« Tous les arbres ne sont pas bons pour la qualité de l’air »
Chaque ville interrogée a partagé la liste des essences qu’elle privilégie. Pour analyser leurs réponses, nous avons sollicité l’expertise de Pierre Sicard, chercheur chez Argans à Sophia Antipolis. Pierre Sicard travaille sur les « impacts de la pollution de l’air et du changement climatique sur les forêts et sur le rôle de l’arbre sur la qualité de l’air en ville ». Son verdict ?
« De nombreuses municipalités se focalisent sur les essences adaptées au manque d’eau et omettent que le changement climatique et la pollution de l’air sont étroitement liés. Pour atténuer efficacement les effets du changement climatique, et s’y adapter, il faut prendre en compte ces deux volets. Planter un arbre, c’est agir sur les deux leviers à la fois, car l’arbre rafraîchit le climat à l’échelle locale lors de fortes chaleurs (par l’ombre et l’évapotranspiration qu’il produit), et il réduit la pollution de l’air et les gaz à effet de serre (CO2 et O3). »
Ce sont d’ailleurs ces deux fonctionnalités qu’il faut prendre en compte pour planter efficacement en milieu urbain. La végétalisation des villes peut accentuer certains phénomènes si elle est mal maîtrisée.
Face aux multiplications de promesses de plantations, vous tiriez la sonnette d’alarme dès 2018…
Oui, car tous les arbres sont bons pour l’homme, mais certaines essences ne sont pas bonnes pour la qualité de l’air. L’eucalyptus, par exemple, produit 130 grammes d’ozone par jour. C’est pareil pour le platane, qui peut émettre des composés organiques volatils nocifs pour la qualité de l’air.
À Madrid, ce sont des problèmes de santé qui ont révélé le problème...
En novembre 2019, nous avons établi, avec une équipe de chercheurs avec laquelle je travaille, qu’en périphérie de Madrid, la qualité de l’air était dégradée en raison de la plantation des mauvaises espèces.
On s’en est rendu compte car le nombre de crises d’asthme chez les enfants avait augmenté parallèlement à une augmentation significative de l’ozone.
Quelles essences privilégier ?
En vue de l’augmentation des températures, il faudrait prendre des espèces subtropicales, peu gourmandes en eau. Par exemple, vous avez le ginkgo biloba, le tipuana tipu... Ce sont des espèces similaires à celles présentes à Valence, en Espagne, ville avec laquelle je travaille et qui possède un climat similaire à celui qui attend la Côte d’Azur.
Les particuliers ont aussi leur rôle à jouer ?

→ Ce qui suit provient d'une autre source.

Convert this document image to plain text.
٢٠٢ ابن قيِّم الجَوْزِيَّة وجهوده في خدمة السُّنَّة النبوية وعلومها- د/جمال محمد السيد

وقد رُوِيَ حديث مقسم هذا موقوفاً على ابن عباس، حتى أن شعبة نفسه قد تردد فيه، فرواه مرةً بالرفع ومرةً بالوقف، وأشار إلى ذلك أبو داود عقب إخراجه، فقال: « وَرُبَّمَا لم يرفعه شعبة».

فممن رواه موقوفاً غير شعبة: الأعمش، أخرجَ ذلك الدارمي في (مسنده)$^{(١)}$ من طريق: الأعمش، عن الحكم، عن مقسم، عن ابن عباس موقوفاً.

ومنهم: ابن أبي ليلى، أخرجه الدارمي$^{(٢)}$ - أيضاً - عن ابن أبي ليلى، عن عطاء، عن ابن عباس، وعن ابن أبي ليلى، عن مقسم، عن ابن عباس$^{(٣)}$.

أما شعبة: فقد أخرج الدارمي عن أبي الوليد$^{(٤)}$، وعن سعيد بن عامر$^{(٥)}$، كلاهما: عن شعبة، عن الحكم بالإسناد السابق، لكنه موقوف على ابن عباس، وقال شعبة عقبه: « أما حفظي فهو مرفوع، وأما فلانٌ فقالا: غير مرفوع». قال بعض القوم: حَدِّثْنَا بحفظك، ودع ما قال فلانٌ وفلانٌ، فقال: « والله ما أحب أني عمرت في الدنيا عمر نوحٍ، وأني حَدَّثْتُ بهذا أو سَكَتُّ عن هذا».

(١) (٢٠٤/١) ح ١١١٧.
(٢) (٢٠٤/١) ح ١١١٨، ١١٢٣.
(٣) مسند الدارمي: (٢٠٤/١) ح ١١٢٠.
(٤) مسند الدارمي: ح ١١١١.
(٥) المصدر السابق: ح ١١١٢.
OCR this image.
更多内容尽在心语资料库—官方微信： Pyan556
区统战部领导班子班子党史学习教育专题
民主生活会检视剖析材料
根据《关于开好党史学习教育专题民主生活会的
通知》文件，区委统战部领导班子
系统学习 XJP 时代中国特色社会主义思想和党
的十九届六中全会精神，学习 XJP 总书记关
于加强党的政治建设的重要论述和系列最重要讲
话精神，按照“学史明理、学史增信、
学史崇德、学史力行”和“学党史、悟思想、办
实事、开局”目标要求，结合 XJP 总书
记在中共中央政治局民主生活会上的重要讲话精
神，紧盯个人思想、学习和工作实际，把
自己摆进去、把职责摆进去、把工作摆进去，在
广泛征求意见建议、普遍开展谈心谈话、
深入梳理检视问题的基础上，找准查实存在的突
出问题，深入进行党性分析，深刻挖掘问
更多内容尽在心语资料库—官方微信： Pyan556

85 % des plantations relèvent du domaine privé. Communiquer auprès du grand public sur les essences à privilégier est donc d’autant
plus important. Quelles essences recommander aux citoyens ? Je pense qu’un petit guide sur la question serait pertinent et j’aimerais prochainement en publier un… même s’il sera difficile de trouver des plantes qui satisfassent tout le monde à 100 %.